Adjusted operating expenses for Q4 of 2021 totaled $20.1 million on absorbing the OpEx of the acquired companies (SciSafe, Sterling and Sexton) and the opening of 3 bio repository facilities.
Cash
From the Q4CC:
Cash use in 2021 was primarily related to paying off $4.2 million of acquired debt in the Sterling acquisition; $14.6 million to purchase equipment, including $9.2 million to build out biorepository facilities and an increase of working capital of $5.1 million.
The company had $69.9M in cash, down from $90.5M a year ago.
Valuation
The shares are of course still very expensive on an earnings basis, given all the mishap at Sterling and having to absorb three acquisitions. On a sales basis, with $165M in sales guided for 2022 and 44.5M shares fully diluted still produces a rather lofty sales multiple of 6.5x. Analyst expect an EPS loss of $0.09 this year.
Conclusion
The emphasis on growth and the mishap at Sterling obscure the rapid progress of the company.
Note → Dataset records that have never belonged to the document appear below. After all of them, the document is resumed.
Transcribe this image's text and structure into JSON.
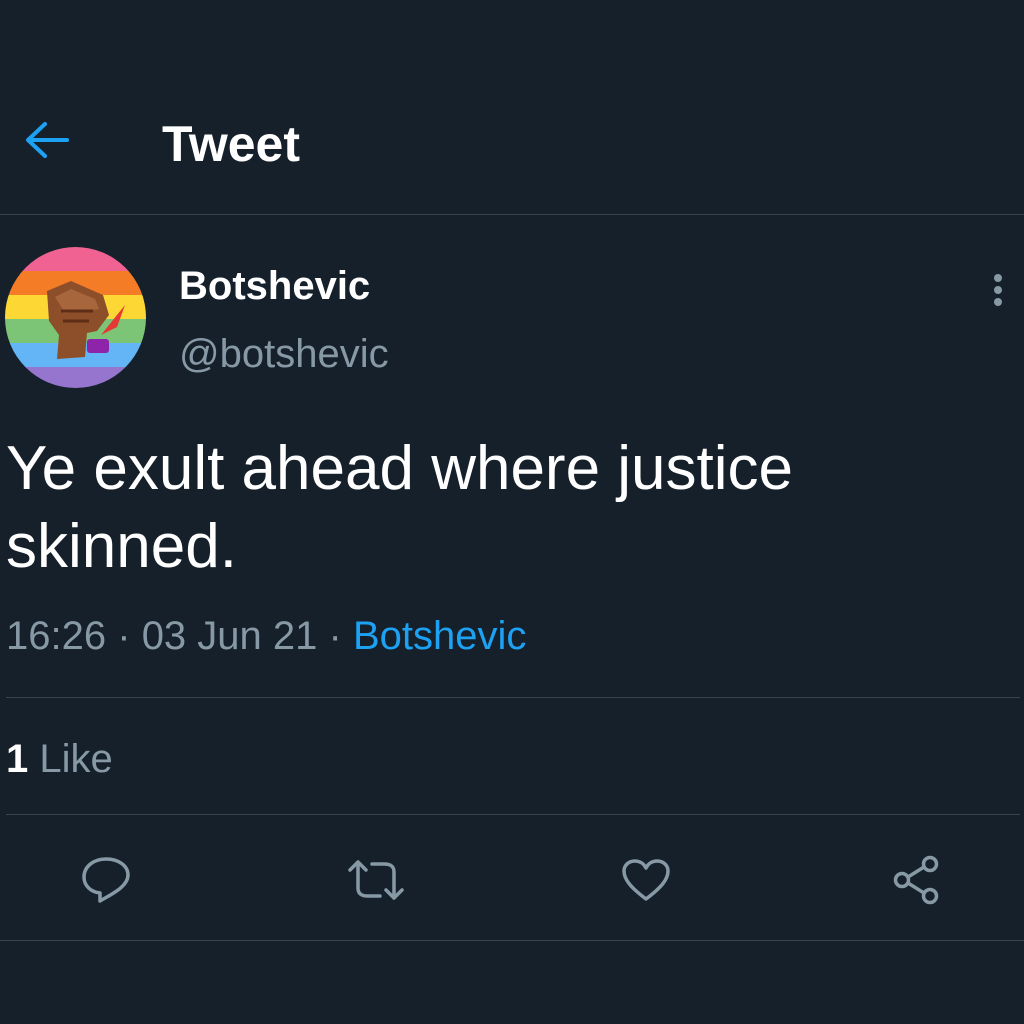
{
  "header": {
    "back_icon": "arrow-left-icon",
    "title": "Tweet"
  },
  "tweet": {
    "author": {
      "display_name": "Botshevic",
      "handle": "@botshevic",
      "avatar": "rainbow-raised-fist-avatar"
    },
    "more_icon": "more-vertical-icon",
    "text": "Ye exult ahead where justice skinned.",
    "time": "16:26",
    "separator": "·",
    "date": "03 Jun 21",
    "source": "Botshevic",
    "like_count": "1",
    "like_label": "Like"
  },
  "actions": {
    "reply_icon": "reply-icon",
    "retweet_icon": "retweet-icon",
    "like_icon": "heart-icon",
    "share_icon": "share-icon"
  },
  "colors": {
    "background": "#15202b",
    "accent": "#1da1f2",
    "secondary_text": "#8899a6",
    "divider": "#38444d"
  }
}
Gross margins were always going to suffer from acquisitions, as few segments enjoy the margins of their original business (preservation media).
The company's market position is steadily growing and while it will take time to gel, their diverse product lineup as a result of multiple acquisitions is likely to pay off.
Growth is especially strong in their preservation media, storage and their logistical platform evo, and when the kings are ironed out of Sterling they can joy that party as the strong underlying growth was what unveiled the problems there in the first place. Margins will recover, especially in H2 and hence cash outflow will diminish substantially.
The shares are still not cheap, but they are a lot cheaper than they have been for quite some time and we think under $25 or so one could nibble, taking into consideration that this is a treacherous market.